Diners nostalgic about the Mill River Inn will enter the old address and find what must be, short of bulldozing, the year's most extreme makeover.
Maybe it's the combination of televisions and disco balls, the crystal chandelier or the exposed ductwork; perhaps the illuminated signs for "bagno" and "fuoco," or the "Come Fly With Me," "Mala Femina" voices of Frank Sinatra and Jerry Vale. Possibly the focal-point bar or the aphorisms on the walls, the canopy with the "S."
But what really makes the difference here is that everybody seems to be having a high-decibel good time instead of keeping to hushed tones and reverential nods.
Basically, what used to be a 14-table room with subtle gray wainscoting, serene Planting Fields photos and baroque music is, as one night's classic movie-on-TV underscored, via col vento.
The food is hearty and no-nonsense.

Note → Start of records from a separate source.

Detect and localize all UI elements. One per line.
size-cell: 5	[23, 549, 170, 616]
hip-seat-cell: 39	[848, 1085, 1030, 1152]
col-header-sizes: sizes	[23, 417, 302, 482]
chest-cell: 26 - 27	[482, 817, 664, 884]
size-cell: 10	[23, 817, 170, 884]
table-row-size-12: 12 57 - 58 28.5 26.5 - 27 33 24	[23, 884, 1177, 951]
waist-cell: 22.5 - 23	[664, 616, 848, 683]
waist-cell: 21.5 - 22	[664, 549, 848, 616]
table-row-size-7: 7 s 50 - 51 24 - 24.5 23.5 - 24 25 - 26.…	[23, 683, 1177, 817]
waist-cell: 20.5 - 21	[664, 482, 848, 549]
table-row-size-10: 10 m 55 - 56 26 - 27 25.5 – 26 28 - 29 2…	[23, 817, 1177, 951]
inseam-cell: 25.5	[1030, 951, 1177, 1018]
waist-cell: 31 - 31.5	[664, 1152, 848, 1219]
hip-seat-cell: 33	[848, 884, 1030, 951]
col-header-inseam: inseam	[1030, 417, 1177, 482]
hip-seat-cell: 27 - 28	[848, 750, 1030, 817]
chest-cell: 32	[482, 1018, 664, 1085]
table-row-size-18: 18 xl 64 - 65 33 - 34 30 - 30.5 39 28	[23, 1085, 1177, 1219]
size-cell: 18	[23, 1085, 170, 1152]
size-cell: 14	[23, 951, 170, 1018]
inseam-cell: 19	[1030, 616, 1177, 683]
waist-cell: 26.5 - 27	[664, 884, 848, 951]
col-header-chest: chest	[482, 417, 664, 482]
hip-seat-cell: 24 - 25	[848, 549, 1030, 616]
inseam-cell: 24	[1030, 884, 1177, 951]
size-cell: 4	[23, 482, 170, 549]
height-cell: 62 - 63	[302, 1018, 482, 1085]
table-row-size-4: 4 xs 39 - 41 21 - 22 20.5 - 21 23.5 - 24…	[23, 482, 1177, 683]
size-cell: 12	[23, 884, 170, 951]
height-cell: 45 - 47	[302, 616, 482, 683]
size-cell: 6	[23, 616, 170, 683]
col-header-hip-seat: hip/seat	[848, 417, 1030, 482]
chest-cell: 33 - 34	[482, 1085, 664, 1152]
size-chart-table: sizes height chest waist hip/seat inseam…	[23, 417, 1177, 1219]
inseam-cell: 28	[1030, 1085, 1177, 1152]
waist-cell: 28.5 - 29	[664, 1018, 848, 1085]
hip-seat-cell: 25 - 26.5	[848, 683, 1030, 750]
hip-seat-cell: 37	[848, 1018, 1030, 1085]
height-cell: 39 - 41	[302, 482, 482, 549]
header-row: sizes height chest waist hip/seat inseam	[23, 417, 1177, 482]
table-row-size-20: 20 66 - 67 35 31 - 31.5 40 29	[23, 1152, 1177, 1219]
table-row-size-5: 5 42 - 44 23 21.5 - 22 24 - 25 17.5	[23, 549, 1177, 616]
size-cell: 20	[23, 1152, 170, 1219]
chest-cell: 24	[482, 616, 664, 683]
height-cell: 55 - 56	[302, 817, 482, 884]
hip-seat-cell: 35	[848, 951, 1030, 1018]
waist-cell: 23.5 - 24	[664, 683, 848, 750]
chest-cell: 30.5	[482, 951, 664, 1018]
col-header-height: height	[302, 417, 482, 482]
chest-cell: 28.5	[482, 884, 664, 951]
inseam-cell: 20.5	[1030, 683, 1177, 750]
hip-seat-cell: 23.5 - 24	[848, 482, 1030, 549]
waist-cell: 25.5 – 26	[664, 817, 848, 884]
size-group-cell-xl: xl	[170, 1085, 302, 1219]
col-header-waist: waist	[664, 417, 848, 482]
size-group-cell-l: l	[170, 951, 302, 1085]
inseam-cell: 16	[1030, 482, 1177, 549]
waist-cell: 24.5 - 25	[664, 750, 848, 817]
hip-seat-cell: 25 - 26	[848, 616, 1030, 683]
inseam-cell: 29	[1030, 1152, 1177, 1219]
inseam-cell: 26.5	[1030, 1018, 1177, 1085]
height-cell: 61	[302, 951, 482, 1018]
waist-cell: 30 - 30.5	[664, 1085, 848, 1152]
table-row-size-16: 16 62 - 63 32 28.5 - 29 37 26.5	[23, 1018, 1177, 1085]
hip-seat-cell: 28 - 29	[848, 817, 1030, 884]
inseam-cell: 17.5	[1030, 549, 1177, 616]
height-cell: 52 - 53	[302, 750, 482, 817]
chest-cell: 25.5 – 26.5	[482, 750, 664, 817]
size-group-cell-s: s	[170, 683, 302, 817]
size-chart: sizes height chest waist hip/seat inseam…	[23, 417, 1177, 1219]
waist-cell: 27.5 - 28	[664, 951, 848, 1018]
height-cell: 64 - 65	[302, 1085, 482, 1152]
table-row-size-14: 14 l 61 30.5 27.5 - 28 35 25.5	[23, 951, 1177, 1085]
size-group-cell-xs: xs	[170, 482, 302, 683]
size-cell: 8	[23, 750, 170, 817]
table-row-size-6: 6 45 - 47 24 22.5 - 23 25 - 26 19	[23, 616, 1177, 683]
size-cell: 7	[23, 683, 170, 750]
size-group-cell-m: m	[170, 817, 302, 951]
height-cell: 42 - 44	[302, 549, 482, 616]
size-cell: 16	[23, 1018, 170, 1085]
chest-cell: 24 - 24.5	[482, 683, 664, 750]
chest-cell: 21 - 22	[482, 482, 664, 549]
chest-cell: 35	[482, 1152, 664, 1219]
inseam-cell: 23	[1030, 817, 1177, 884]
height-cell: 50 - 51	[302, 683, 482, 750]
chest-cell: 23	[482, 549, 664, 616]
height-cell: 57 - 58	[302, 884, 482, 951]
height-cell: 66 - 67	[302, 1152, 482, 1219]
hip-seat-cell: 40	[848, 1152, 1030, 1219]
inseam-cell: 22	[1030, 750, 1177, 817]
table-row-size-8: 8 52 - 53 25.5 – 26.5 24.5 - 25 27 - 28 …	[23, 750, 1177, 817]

Enjoy it.
So order that straightforward appetizer of meatballs and salad, a homey little lunch posing as an appetizer. Try the combo of shrimp and clams finished with white wine and garlic, two rafts of grilled bread afloat in the broth. Sample the squares of zucchini stuffed with well-seasoned ricotta and made into packages before they're drizzled with balsamic vinegar and white truffle oil. Cut into the eggplant tower, breaded and fried, layered with mozzarella, dotted with olive oil and a few more drops of balsamic vinegar. Refresh yourself with a fennel salad. And then order pasta Serata, pappardelle in a luxe cream sauce, with Parmesan and pecorino cheeses, wrapped up with ribbons of prosciutto. Penne with crushed pistachios, onion, white wine, olive oil and cream is a diverting alternative. Of course, the linguine with white clam sauce is fine. Likewise, juicy sliced strip steak, dubbed "blackened Tuscan," and very nutty sole amandine. Respectable cannoli.
Dry spaghetti Bolognese, chewy grilled octopus, overcooked tuna, stemmy broccoli rabe "sliders," overdone chicken Parm sliders, standard-issue branzino, routine cheesecake.